Le constructeur automobile français Renault a annoncé un virage majeur dans son activité industrielle en s’engageant dans la production de drones militaires, un projet soutenu par la Direction générale de l’armement (DGA) et réalisé en partenariat avec l’entreprise française Turgis Gaillard. Cette initiative, qui marque la diversification d’un géant de l’automobile vers le secteur de la défense, répond à une demande croissante des forces armées françaises et alliées pour des systèmes aériens sans pilote performants.

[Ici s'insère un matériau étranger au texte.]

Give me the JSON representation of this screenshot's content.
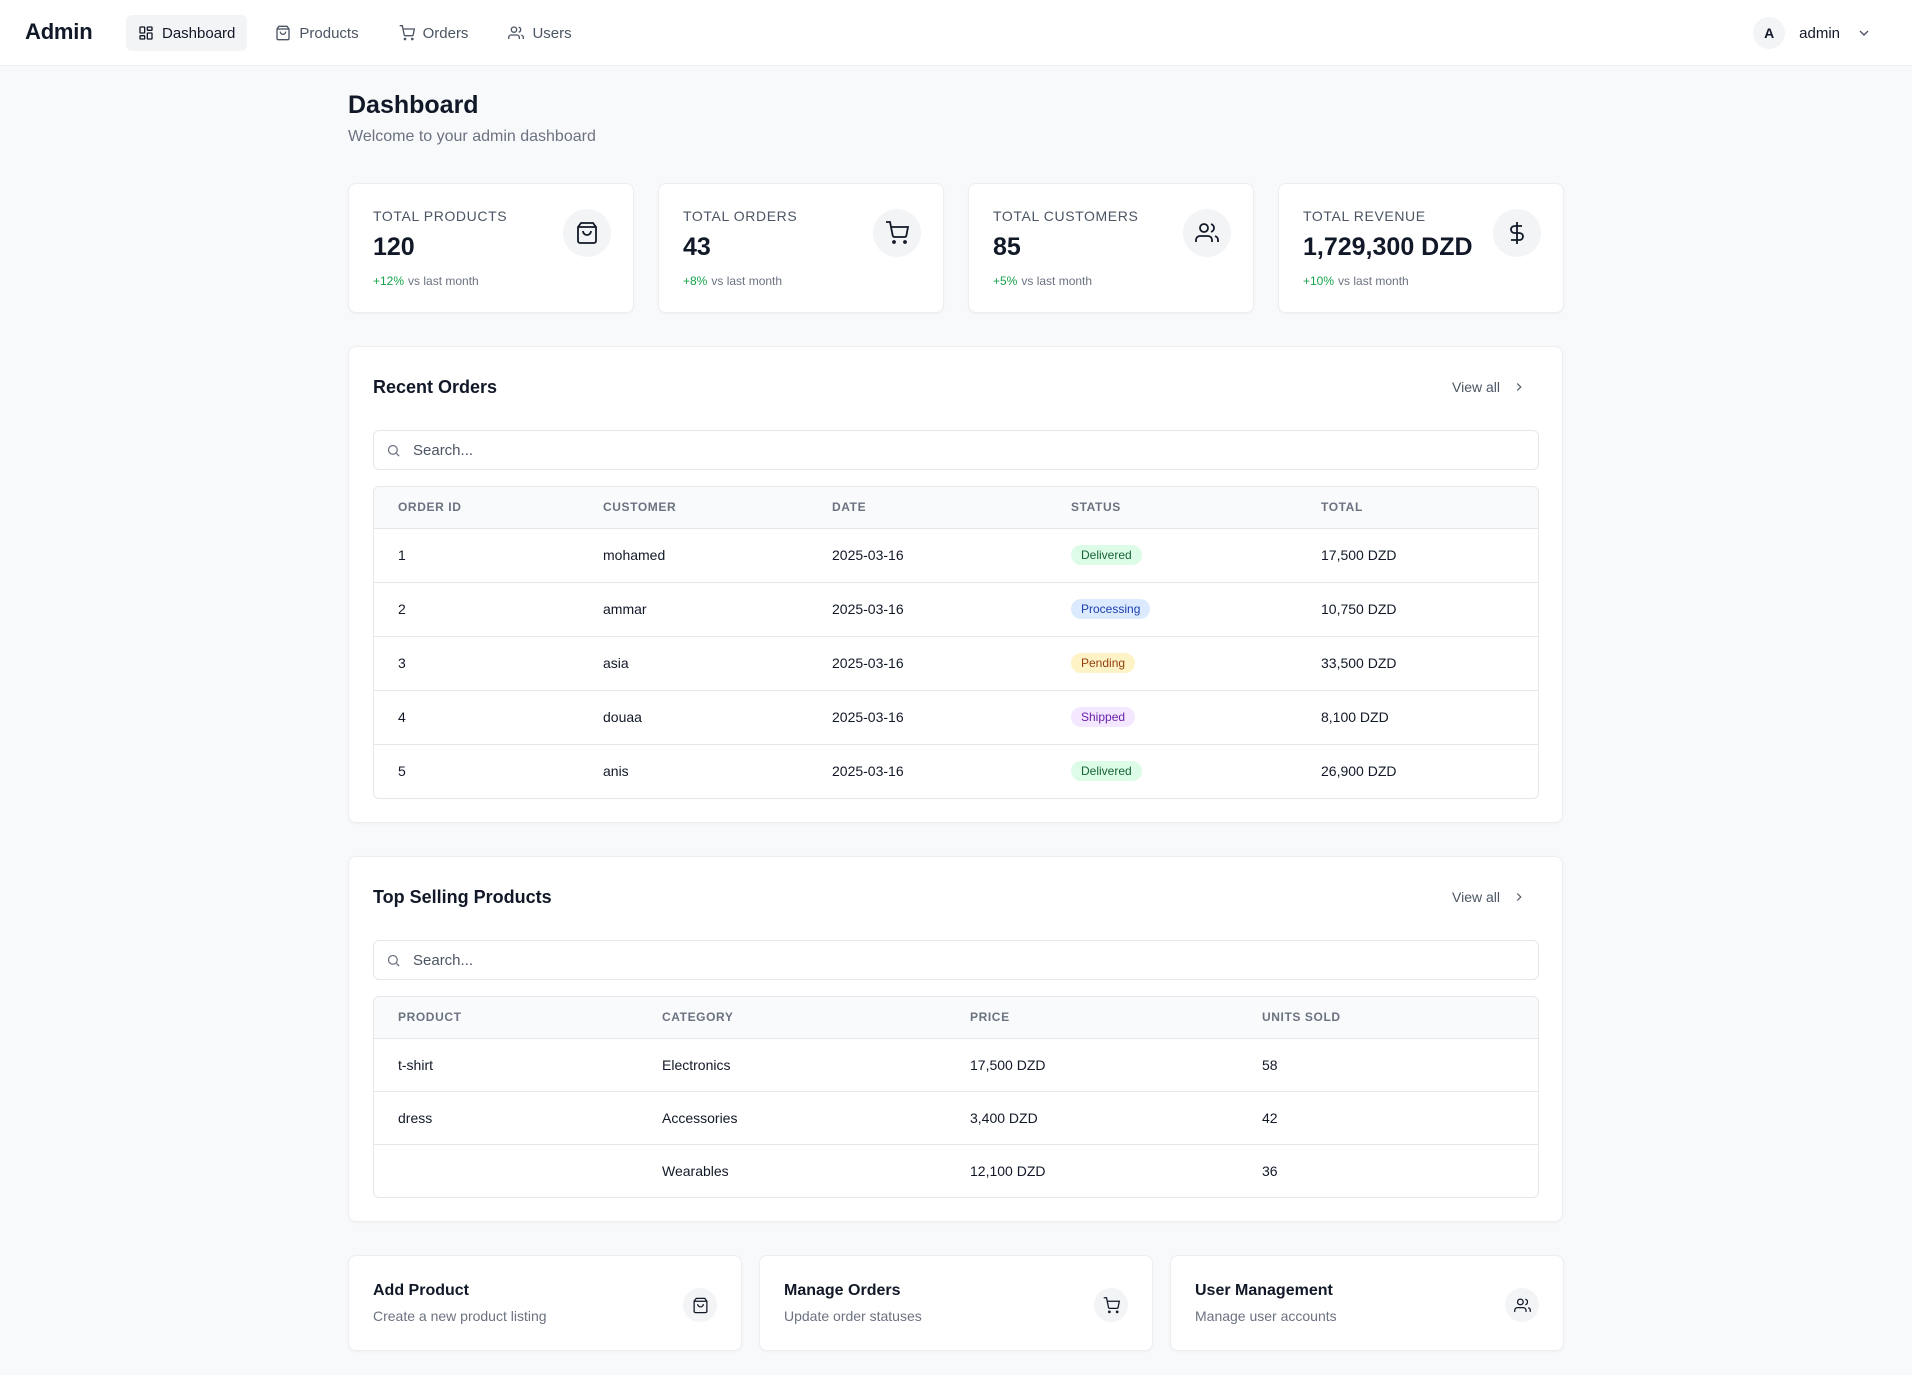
{
  "app": {
    "brand": "Admin"
  },
  "nav": {
    "items": [
      {
        "label": "Dashboard",
        "icon": "dashboard-icon",
        "active": true
      },
      {
        "label": "Products",
        "icon": "bag-icon",
        "active": false
      },
      {
        "label": "Orders",
        "icon": "cart-icon",
        "active": false
      },
      {
        "label": "Users",
        "icon": "users-icon",
        "active": false
      }
    ]
  },
  "user": {
    "initial": "A",
    "name": "admin"
  },
  "page": {
    "title": "Dashboard",
    "subtitle": "Welcome to your admin dashboard"
  },
  "stats": [
    {
      "label": "Total Products",
      "value": "120",
      "delta": "+12%",
      "delta_suffix": "vs last month",
      "icon": "bag-icon"
    },
    {
      "label": "Total Orders",
      "value": "43",
      "delta": "+8%",
      "delta_suffix": "vs last month",
      "icon": "cart-icon"
    },
    {
      "label": "Total Customers",
      "value": "85",
      "delta": "+5%",
      "delta_suffix": "vs last month",
      "icon": "users-icon"
    },
    {
      "label": "Total Revenue",
      "value": "1,729,300 DZD",
      "delta": "+10%",
      "delta_suffix": "vs last month",
      "icon": "dollar-icon"
    }
  ],
  "recent_orders": {
    "title": "Recent Orders",
    "view_all": "View all",
    "search_placeholder": "Search...",
    "columns": [
      "Order ID",
      "Customer",
      "Date",
      "Status",
      "Total"
    ],
    "rows": [
      {
        "id": "1",
        "customer": "mohamed",
        "date": "2025-03-16",
        "status": "Delivered",
        "total": "17,500 DZD"
      },
      {
        "id": "2",
        "customer": "ammar",
        "date": "2025-03-16",
        "status": "Processing",
        "total": "10,750 DZD"
      },
      {
        "id": "3",
        "customer": "asia",
        "date": "2025-03-16",
        "status": "Pending",
        "total": "33,500 DZD"
      },
      {
        "id": "4",
        "customer": "douaa",
        "date": "2025-03-16",
        "status": "Shipped",
        "total": "8,100 DZD"
      },
      {
        "id": "5",
        "customer": "anis",
        "date": "2025-03-16",
        "status": "Delivered",
        "total": "26,900 DZD"
      }
    ]
  },
  "top_products": {
    "title": "Top Selling Products",
    "view_all": "View all",
    "search_placeholder": "Search...",
    "columns": [
      "Product",
      "Category",
      "Price",
      "Units Sold"
    ],
    "rows": [
      {
        "product": "t-shirt",
        "category": "Electronics",
        "price": "17,500 DZD",
        "units": "58"
      },
      {
        "product": "dress",
        "category": "Accessories",
        "price": "3,400 DZD",
        "units": "42"
      },
      {
        "product": "",
        "category": "Wearables",
        "price": "12,100 DZD",
        "units": "36"
      }
    ]
  },
  "quick_actions": [
    {
      "title": "Add Product",
      "desc": "Create a new product listing",
      "icon": "bag-icon"
    },
    {
      "title": "Manage Orders",
      "desc": "Update order statuses",
      "icon": "cart-icon"
    },
    {
      "title": "User Management",
      "desc": "Manage user accounts",
      "icon": "users-icon"
    }
  ],
  "colors": {
    "background": "#f8f9fb",
    "positive": "#16a34a",
    "delivered": "#dcfce7",
    "processing": "#dbeafe",
    "pending": "#fef3c7",
    "shipped": "#f3e8ff"
  }
}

Renault mise sur une production industrielle de drones tactiques
Renault va utiliser ses usines du Mans et de Cléon pour produire un drone militaire tactique baptisé Chorus dans le cadre d’un contrat avec la DGA qui pourrait atteindre près d’un milliard d’euros sur dix ans.
Ce projet repose sur l’expertise industrielle de Renault en fabrication de masse, adaptée ici à la construction de plateformes aériennes complexes et un partenariat stratégique avec Turgis Gaillard, spécialiste français des drones militaires, qui apporte sa technologie et son expertise en systèmes sans pilote. La collaboration illustre une nouvelle dynamique entre l’industrie automobile et la défense, renforcée par les besoins opérationnels actuels des armées européennes.
Enjeux stratégiques, soutien à l’armée et perspective d’export
La décision de Renault de produire des drones s’inscrit dans un contexte géopolitique marqué par des tensions persistantes, notamment en Ukraine, où les drones jouent un rôle essentiel sur le champ de bataille. Renault, sollicité par le gouvernement français pour répondre à ce besoin, pourrait également contribuer à fournir ces systèmes à l’armée ukrainienne dans le cadre de la coopération internationale.
Au-delà de l’aspect industriel, ce projet est un signal fort pour la souveraineté technologique française et européenne dans le domaine des systèmes autonomes, en diminuant la dépendance aux fournisseurs étrangers. La production de drones au sein d’un grand groupe industriel français permet de renforcer les capacités de défense nationales, tout en explorant de nouvelles opportunités économiques et de diversification pour Renault.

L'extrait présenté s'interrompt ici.